TECHNOLOGY THROUGH OUR EYES: The ins and outs of Uber, Lyft and other new transportation methods by Gary M. Kaye, LOL contributing writer, CCO,

For many seniors, driving is becoming increasingly problematic. In some cases, it’s a matter of slowing reflexes. Other times, it’s because of poor night vision. Sometimes it’s simply a matter of confidence. But giving up a car has long meant giving up freedom and mobility. In more and more communities, it’s becoming less of an issue as ride sharing services, primarily Uber and Lyft, expand their reach into senior communities.
These 70, 80 and 90-plus-year-old seniors are embracing smartphone apps, especially when it comes to their newfound freedom of transportation, due to services like Lyft, etc. While the active retirement community offers transportation services, some residents want greater control and ability to decide when and where they want to go on their own schedules. Popular among residents aside from Uber and Lyft is assistance from the telephone service GoGoGrandparent, which bridges the gap between the senior customer and the app service.
The concierge at Palace Coral Gables will help a resident set up an app. For those who don’t have or are not comfortable with smartphones, GoGoGrandparent is a telephone service that can be set up by an adult child or caretaker. The service will inform the responsible party about the name of the driver, the arrival time, and answer any questions along the way. The account can be set up so the touch of a button on a landline phone can send the car to the senior’s home. For the return trip, dialing that service number and hitting “2” will send a car to what had been the drop-off location.
Residents at Palace Coral Gables are using Uber and Lyft for grocery shopping, doctors’ appointments, and almost anything they would have normally done with their own cars. It’s an affordable option and helps contribute to their independence. And it means they don’t have to rely on family, friends or the community’s transportation.
According to the management at Palace, the more they use these apps, the more comfortable they become. Other benefits include the Fare Estimation app so they’ll know in advance the cost of each trip. They don’t have to worry about a driver taking a circuitous route to raise the cost of a fare. There is also the Split Fare option, so they can take advantage of lower fares if they choose to share the ride and cost with a friend.
The Palace staff helped 80-year-old Hugo Carvajal set up the Uber app; because he is a former engineer, he got the hang of it easily. Usually, he uses Uber services once a week to visit his sister and friends, or for a doctor’s visit or even a concert. It actually offers him the freedom to attend evening events since he is unable to drive at night. He’s been using the service for about six months.

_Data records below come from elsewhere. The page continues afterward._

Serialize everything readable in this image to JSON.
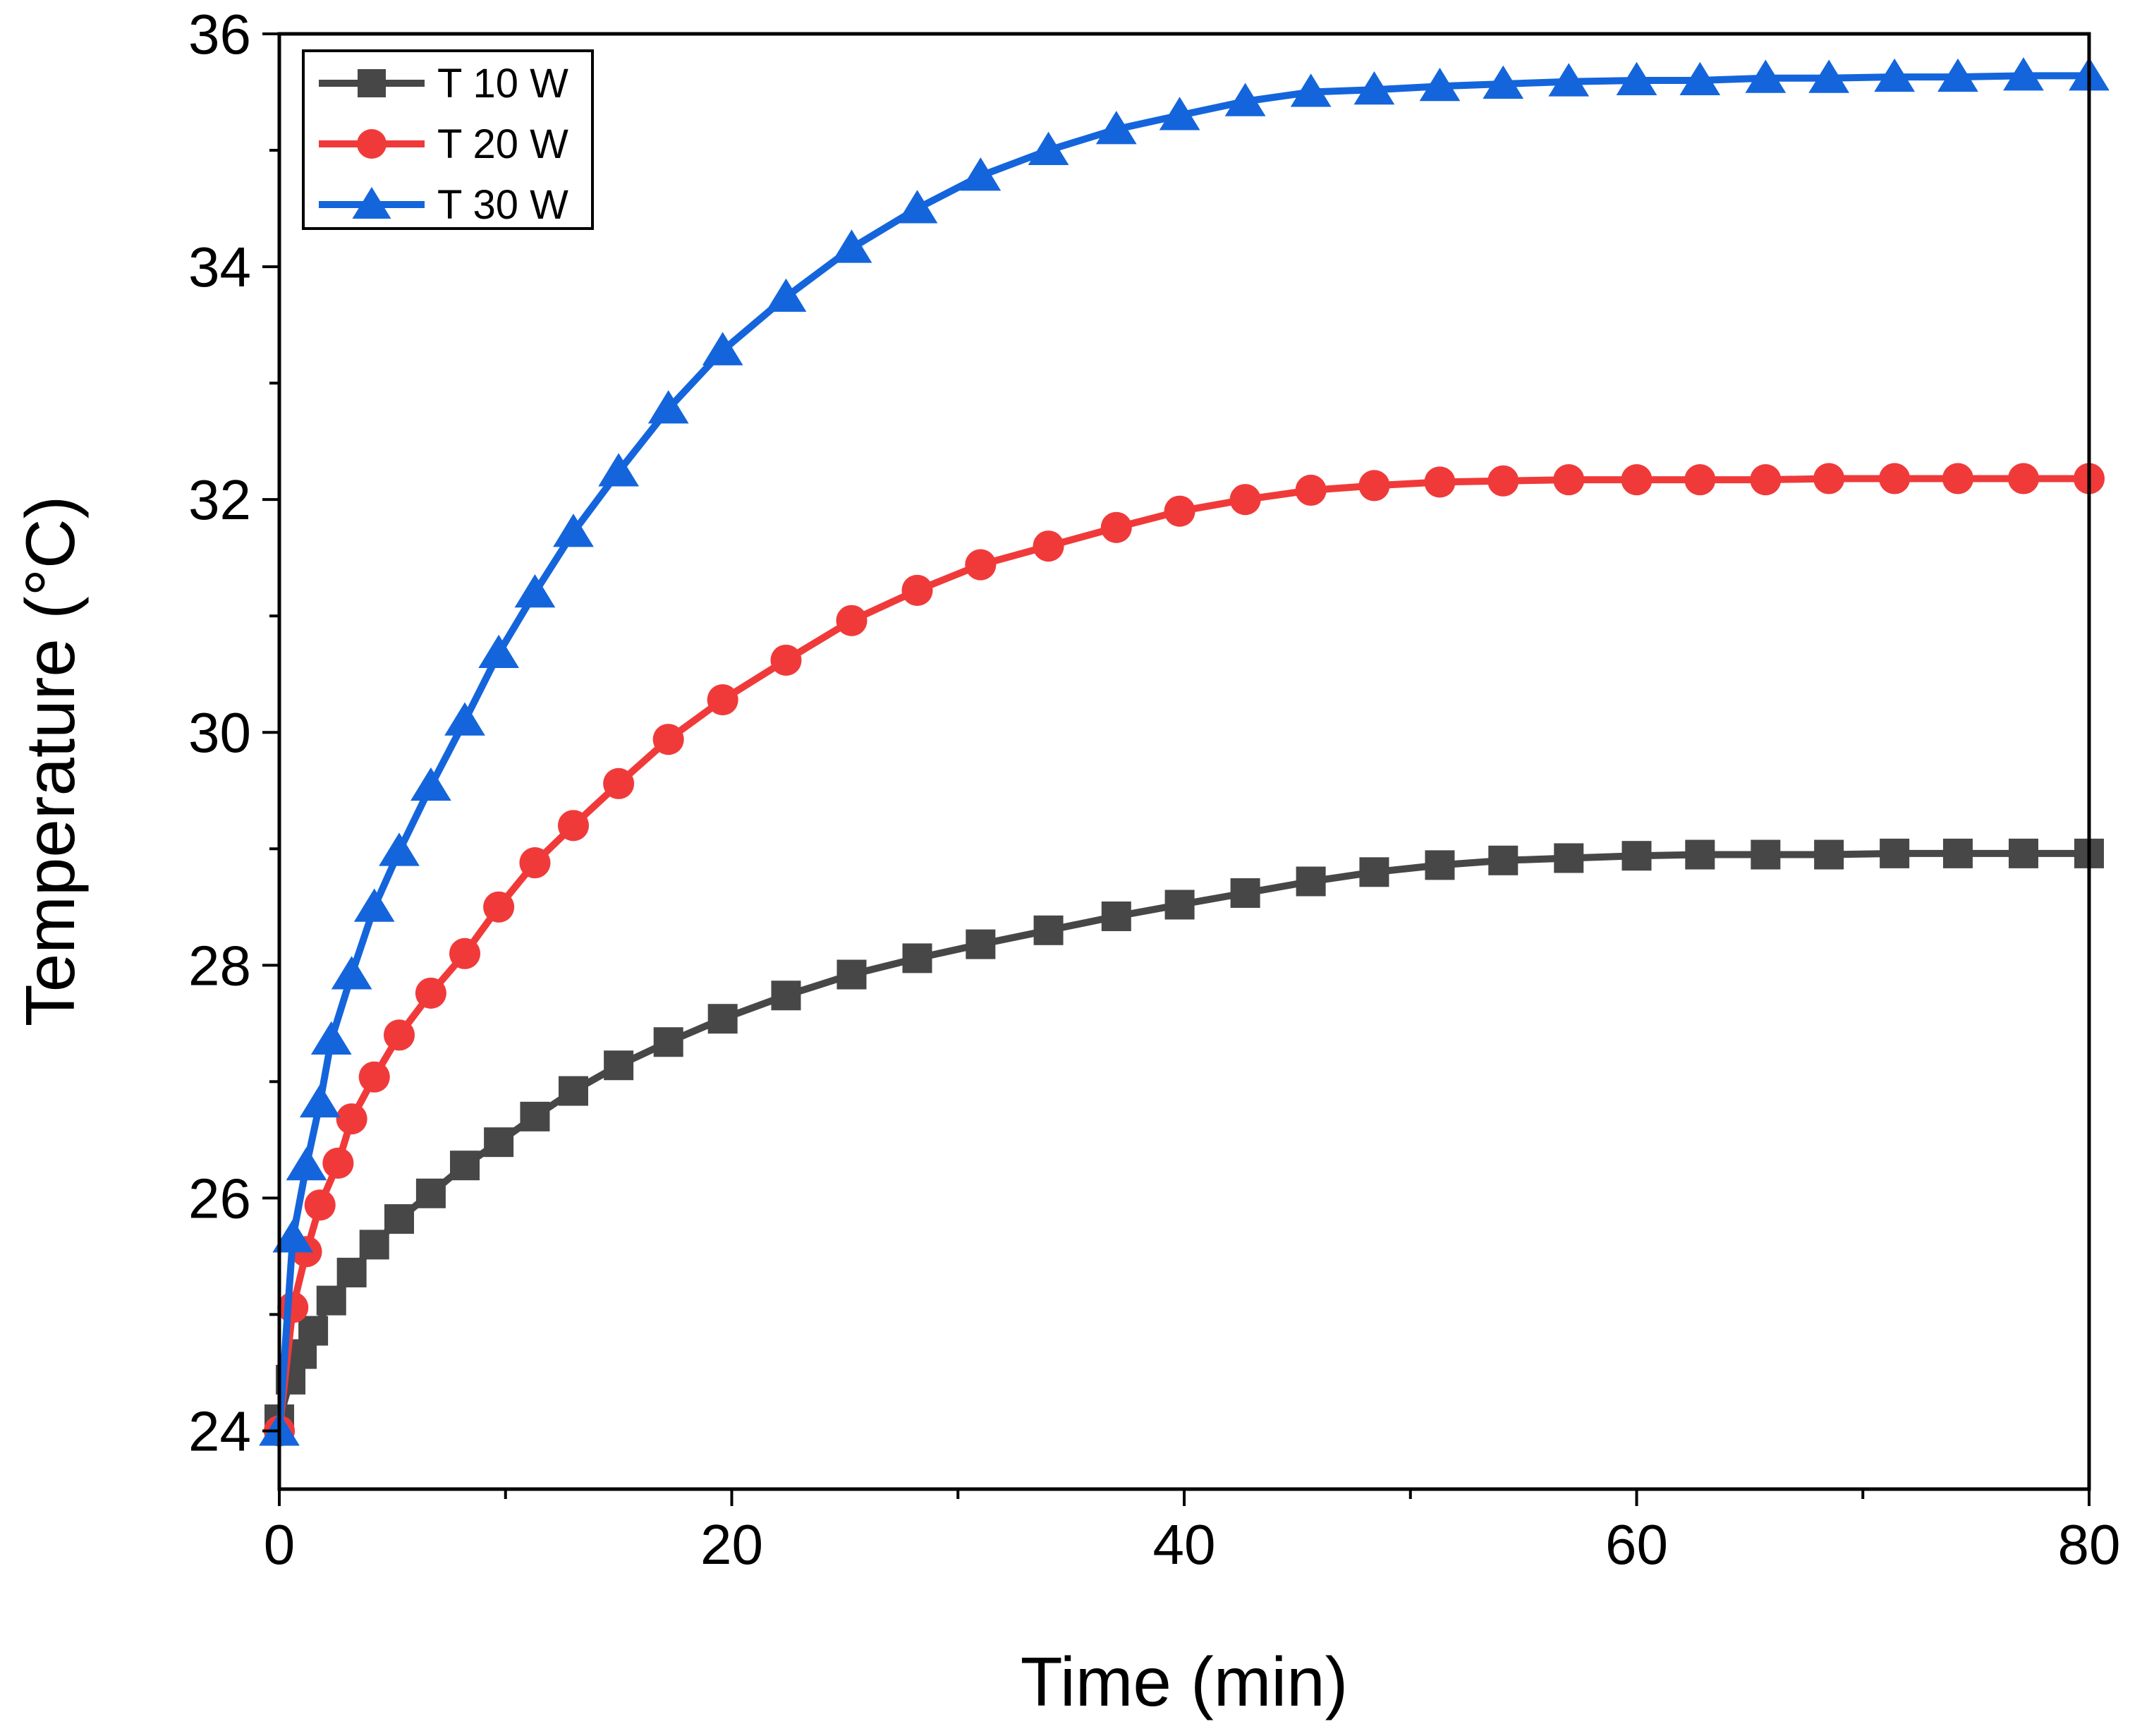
{
  "chart_data": {
    "type": "line",
    "title": "",
    "xlabel": "Time (min)",
    "ylabel": "Temperature (°C)",
    "xlim": [
      0,
      80
    ],
    "ylim": [
      23.5,
      36
    ],
    "x_ticks": [
      0,
      20,
      40,
      60,
      80
    ],
    "y_ticks": [
      24,
      26,
      28,
      30,
      32,
      34,
      36
    ],
    "grid": false,
    "legend_position": "top-left",
    "series": [
      {
        "name": "T 10 W",
        "color": "#474747",
        "marker": "square",
        "x": [
          0,
          0.5,
          1.0,
          1.5,
          2.3,
          3.2,
          4.2,
          5.3,
          6.7,
          8.2,
          9.7,
          11.3,
          13.0,
          15.0,
          17.2,
          19.6,
          22.4,
          25.3,
          28.2,
          31.0,
          34.0,
          37.0,
          39.8,
          42.7,
          45.6,
          48.4,
          51.3,
          54.1,
          57.0,
          60.0,
          62.8,
          65.7,
          68.5,
          71.4,
          74.2,
          77.1,
          80.0
        ],
        "values": [
          24.1,
          24.44,
          24.66,
          24.86,
          25.12,
          25.36,
          25.6,
          25.82,
          26.04,
          26.28,
          26.48,
          26.7,
          26.92,
          27.14,
          27.34,
          27.54,
          27.74,
          27.92,
          28.06,
          28.18,
          28.3,
          28.42,
          28.52,
          28.62,
          28.72,
          28.8,
          28.86,
          28.9,
          28.92,
          28.94,
          28.95,
          28.95,
          28.95,
          28.96,
          28.96,
          28.96,
          28.96
        ]
      },
      {
        "name": "T 20 W",
        "color": "#f03a3a",
        "marker": "circle",
        "x": [
          0,
          0.6,
          1.2,
          1.8,
          2.6,
          3.2,
          4.2,
          5.3,
          6.7,
          8.2,
          9.7,
          11.3,
          13.0,
          15.0,
          17.2,
          19.6,
          22.4,
          25.3,
          28.2,
          31.0,
          34.0,
          37.0,
          39.8,
          42.7,
          45.6,
          48.4,
          51.3,
          54.1,
          57.0,
          60.0,
          62.8,
          65.7,
          68.5,
          71.4,
          74.2,
          77.1,
          80.0
        ],
        "values": [
          24.0,
          25.06,
          25.54,
          25.94,
          26.3,
          26.68,
          27.04,
          27.4,
          27.76,
          28.1,
          28.5,
          28.88,
          29.2,
          29.56,
          29.94,
          30.28,
          30.62,
          30.96,
          31.22,
          31.44,
          31.6,
          31.76,
          31.9,
          32.0,
          32.08,
          32.12,
          32.15,
          32.16,
          32.17,
          32.17,
          32.17,
          32.17,
          32.18,
          32.18,
          32.18,
          32.18,
          32.18
        ]
      },
      {
        "name": "T 30 W",
        "color": "#1465dc",
        "marker": "triangle",
        "x": [
          0,
          0.6,
          1.2,
          1.8,
          2.3,
          3.2,
          4.2,
          5.3,
          6.7,
          8.2,
          9.7,
          11.3,
          13.0,
          15.0,
          17.2,
          19.6,
          22.4,
          25.3,
          28.2,
          31.0,
          34.0,
          37.0,
          39.8,
          42.7,
          45.6,
          48.4,
          51.3,
          54.1,
          57.0,
          60.0,
          62.8,
          65.7,
          68.5,
          71.4,
          74.2,
          77.1,
          80.0
        ],
        "values": [
          24.0,
          25.66,
          26.28,
          26.82,
          27.36,
          27.92,
          28.5,
          28.98,
          29.54,
          30.1,
          30.68,
          31.2,
          31.72,
          32.24,
          32.78,
          33.28,
          33.74,
          34.16,
          34.5,
          34.78,
          35.0,
          35.18,
          35.3,
          35.42,
          35.5,
          35.52,
          35.55,
          35.57,
          35.59,
          35.6,
          35.6,
          35.62,
          35.62,
          35.63,
          35.63,
          35.64,
          35.64
        ]
      }
    ]
  }
}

“It gives me the freedom to go anywhere and it’s so great,” he says. “I have as much freedom as using a car. I’ve had no problems and used it to go as far as West Palm Beach and west Broward County. The drivers are very nice and the price is economical. I feel very peaceful using the service, and it helps me from getting lost or fighting traffic. No cash is involved which is helpful.”

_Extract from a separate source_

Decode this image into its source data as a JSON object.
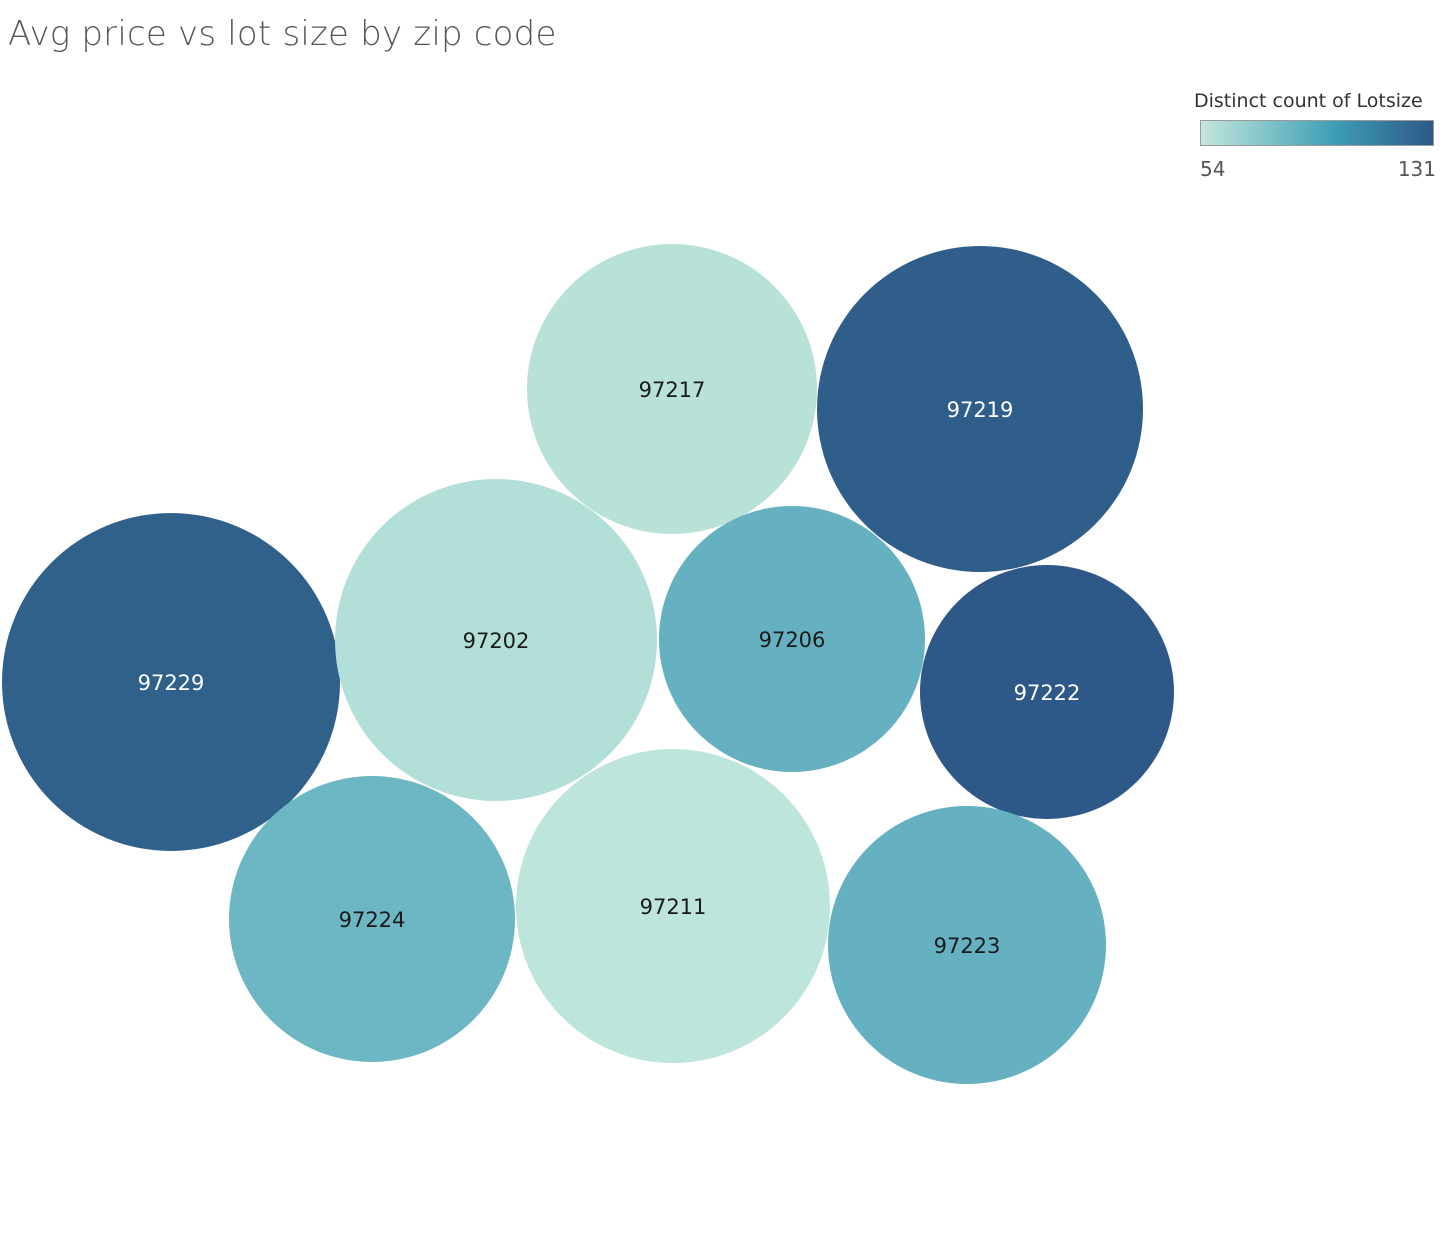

He still owns a car, but is looking to sell it. As for self-driving cars, he says it’s something he’d consider.
“I’d give it a try, and as a retired engineer who worked in the automobile industry; I think I would love to try it.”
He says he most commonly uses the service about once a week. “I also use the Uber service when I invite people to visit me at The Palace.”
96-year-old Harriet Gerson got help from her granddaughter to set up the Lyft app for her, and now she uses it four to five times a week. She’s been using Lyft for about eight months and says the drivers are very helpful. Since she needs to use a walker, they always make sure she to drop her off right at the front door. She relies on The Palace’s transportation to take her shopping to Dadeland, Merrick Park and other shopping venues.

Waiting just around the bend are Uber and Lyft’s efforts to create the self-driving car. There’s plenty at stake. When they get it right, consumers will be able to order a car to their doorsteps to take them on the same errands that Uber and Lyft will perform today. Eventually, Uber and Lyft know it will save them the costs of the drivers. But don’t expect this to all happen next month or even next year. Both companies have trials underway to test out the concept. Even though the experimental cars are doing the driving, there’s still someone along to make sure everything goes as planned.
Malcom Glenn is director of strategic partnerships for Uber. He says the first self-driving Ubers will be using pre-planned routes. That way the programmers can learn traffic patterns, potential obstacles, even construction patterns and potholes. In other words, the route would be specifically planned to avoid bumps in the road. Glenn calls it the first step toward self-driving cars. Only after that technology is proven will we see the next step: routes that can be planned on an as-needed basis
To be honest there are still a lot of impediments to making Uber and Lyft a ubiquitous solution for senior mobility, and some of those may not be solved by self-driving cars. Accessibility is a big one. Neither Uber nor Lyft is well-equipped with enough accessible vehicle to accommodate the needs of seniors with disabilities, whether it be a wheelchair, or low vision, or even poor hearing. In order for these services to really take off, they’re going to need the ability to get folks out the door, or in the door, at their destination. In the short run that may be a lot more of a practical problem than the advent of self-driving cars.